22.4 Postoperative Care

On postoperative X-ray, we must use preferentially the Caton-Deschamps index, because the Insall-Salvati ratio is not corrected by the tibial tubercle osteotomy or by the patellar tenodesis. The Caton-Deschamps index shows clearly the distalization of the tibial tubercle with a decrease of the patella height. But it remains the same with or without a tenodesis of the patellar tendon. By contrast MRI shows the functional length of the patellar tendon after a patellar tenodesis.

Full weight bearing is possible immediately with a brace and crutches. A locked brace in extension is necessary during 45 days. Rehabilitation begins in postoperative period and consists of active isometric quadriceps contractions with good patellar ascension and medial-lateral patellar mobilization. Passive flexion is limited at 95° during 45 days. Thromboprophylaxis is continued for 15 days.

A control radiograph is performed at 45 days to check the bone consolidation. When bone consolidation is obtained, the brace is removed and the flexion is progressively increased.
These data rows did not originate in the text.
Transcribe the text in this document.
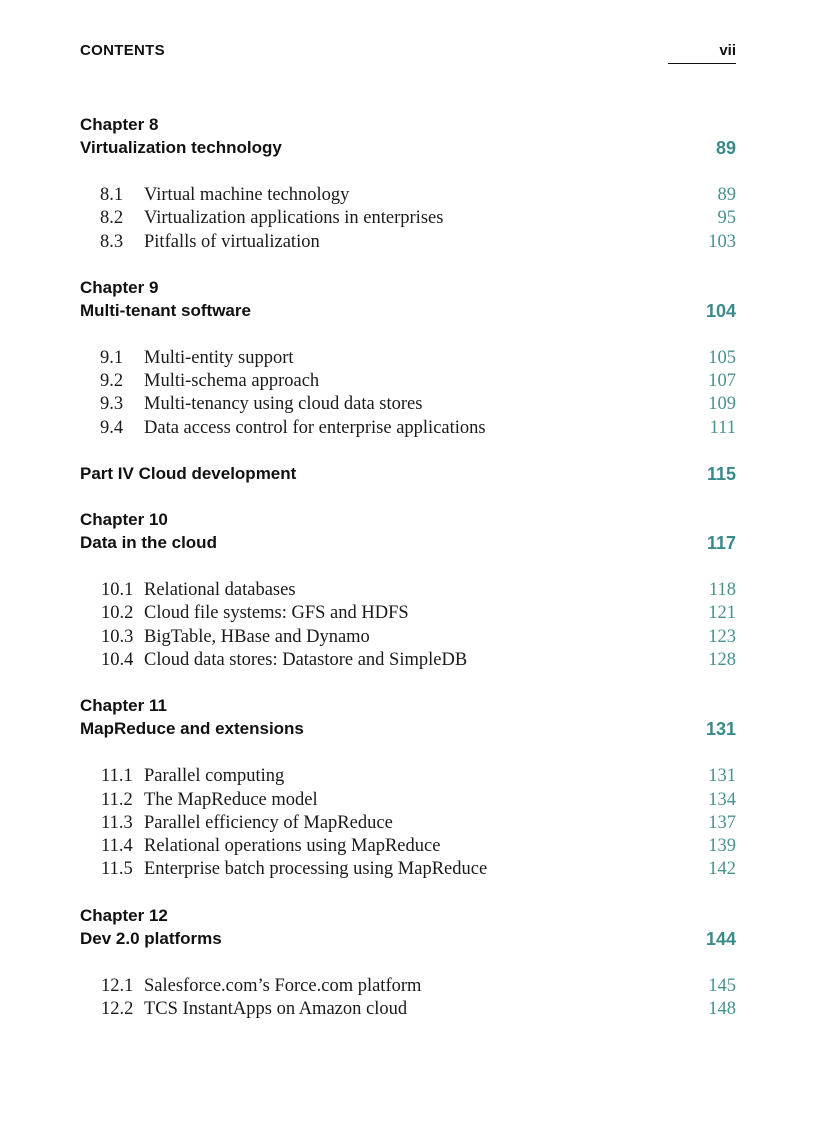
CONTENTS	vii
Chapter 8
Virtualization technology	89
8.1 Virtual machine technology	89
8.2 Virtualization applications in enterprises	95
8.3 Pitfalls of virtualization	103
Chapter 9
Multi-tenant software	104
9.1 Multi-entity support	105
9.2 Multi-schema approach	107
9.3 Multi-tenancy using cloud data stores	109
9.4 Data access control for enterprise applications	111
Part IV Cloud development	115
Chapter 10
Data in the cloud	117
10.1 Relational databases	118
10.2 Cloud file systems: GFS and HDFS	121
10.3 BigTable, HBase and Dynamo	123
10.4 Cloud data stores: Datastore and SimpleDB	128
Chapter 11
MapReduce and extensions	131
11.1 Parallel computing	131
11.2 The MapReduce model	134
11.3 Parallel efficiency of MapReduce	137
11.4 Relational operations using MapReduce	139
11.5 Enterprise batch processing using MapReduce	142
Chapter 12
Dev 2.0 platforms	144
12.1 Salesforce.com’s Force.com platform	145
12.2 TCS InstantApps on Amazon cloud	148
After 60 days, normal activities of daily life and driving are started. Forced kneeling is avoided for 6 months. Open kinetic chain exercises are indicated. Patient can commence sports activities after 4 months. Jumping is not allowed until 6 months.

22.5 Complications

The most frequent complication is hematoma. Infection stays uncommon. Complex regional pain syndromes can occur and cause a patella baja.

The mechanical complications include failure of the ATT fixation, undercorrection, overcorrection, tibial or patellar fracture, and disruption of the extensor mechanism.

Insufficient of ATT osteotomy fixation can cause ATT migration, delayed union, or nonunion (Fig. 22.6). For these cases, a surgical revision is necessary, with a new fixation of the ATT osteotomy associated often with a bone graft. It is of major importance to always use a screw 2 mm longer than the measured drill trajectory in order to provide adequate fixation. The risk of nonunion can be minimized with a TT fragment larger than 6 cm.

Fig. 22.6
figure 6

The failure of ATT fixation can result in nonunion of the ATT osteotomy and in its migration

The fractures of the tibial shaft are rare and most likely iatrogenic. They can occur at the end of the osteotomy, if the cuts are too aggressive and abruptly stopped (Fig. 22.7). The shape and the thickness of the ATT osteotomy are thus primordial.

Fig. 22.7
figure 7

The fracture of the tibial shaft can occur on the distal part of the ATT osteotomy, when the distal cut is too aggressive

The mistakes of correction can result in persistent instability and patellar dislocation (undercorrection) or, at the opposite, patella baja with patellar pain and medial patellar impingement (overcorrection) (Fig. 22.8). These complications frequently cause more disability than the instability itself.

Fig. 22.8
figure 8

An overcorrection or a complex regional pain syndrome can induce a patella baja, with the risk of persistent pain and a low flexion

22.6 Conclusion

Patella alta is a frequent factor predisposing to patellar instability. In the literature, distal tibial tubercle realignment is described as an efficient procedure to correct abnormal patellar kinematics, correcting the patellar height and restoring the patellofemoral stability. Its surgical management is primordial to avoid recurrence of patellar instability. Some tips and tricks are useful to perform distalization of ATT osteotomy without complication.